So what exactly does a hospice medical director do? I know you’ve been wondering since you read my intro post. Or perhaps you’ve been wondering what I mean by “hospice”. If you read Atul Gawande’s piece in the current issue of The New Yorker, you read about the way hospice works for some individuals and in some systems.
“Hospice” is a philosophy of care based on the work of Dame Cecily Saunders who believed that care at the end of life should help reduce what she called “total pain”, by which she meant physical, spiritual and emotional suffering. She also did pioneering research in pain management and developed the approach that is now the standard for treating chronic pain at any point in illness. Dame Cecily founded St Christopher’s Hospice in London, which is a residential hospice facility. In the US, where hospice became a Medicare benefit in 1982, most hospice patients are cared for at home.
I work for a hospice agency that is part of a home care agency. We also have a small inpatient hospice facility, but over 90% of our patients are cared for at home (or in the nursing home or assisted living facility where they reside). Those at home are cared for by their families, in most cases, sometimes helped by hired caregivers. There is very little insurance coverage for that kind of care – we provide nurse’s visits and medication and equipment and assistance from home health aides, but everything else is up to the family. It’s a huge, gaping hole in the center of the American health care system.
So what do I do? Well, today was fairly typical. I dealt with scheduling issues for our fellowship program, prepared to teach tomorrow morning, met with the nurses and social worker for our daily status report, filled out and signed a pile of paperwork, and arranged coverage for my time off in September. And in between all that, I visited with the patients in our inpatient unit, and their families when they were present. I performed an examination and, more importantly, talked to the patients or their families about how things were going, and answered their questions. Why aren’t we giving IV fluids? Isn’t it cruel to let him lie there without eating anything? Is the morphine going to kill her? How much longer will it be? Should I call my sister, who lives out of state, and tell her it’s time?
We aren’t giving IV fluids because at this point the body can’t incorporate the fluid and giving it will cause more swelling and congestion, and he’ll have a harder time breathing.
No, I don’t think we’re being cruel.
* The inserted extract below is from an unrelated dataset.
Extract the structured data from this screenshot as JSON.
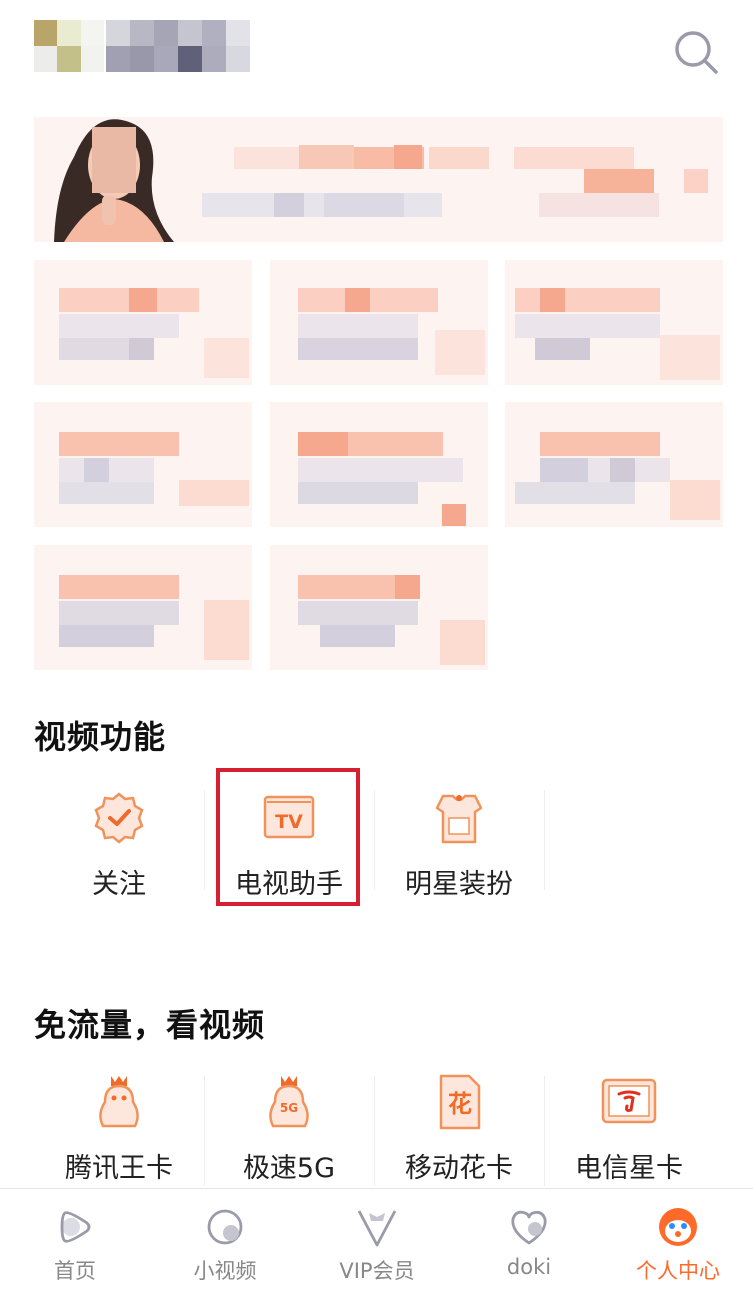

Your father isn’t awake enough to swallow safely, and we know from patients who have been awake at this stage that they aren’t hungry, and trying to eat makes them feel worse. As difficult as it is, the most loving thing we can do right now is not feed him.
She’s much more comfortable with the morphine, don’t you think? We know from our experience and what it says in the literature that patients treated with morphine don’t die sooner; in fact, they may live slightly longer. In any case, we want what time she has to be as comfortable as possible.
I never can tell exactly how long it will be. I think it will be a day or two, but I’ve been wrong in both directions. If it’s important to your sister to get her before she dies, she should come now. That would be a hard phone call to make. Can we help you with that?
One of the blessings of my job is that I don’t have to do this alone. Our social worker and chaplain and our infinitely skilled and compassionate nurses have those conversations, too. This is the core of what we do, these conversations, and I am grateful to have the time to spend my days in communion with my patients and their families.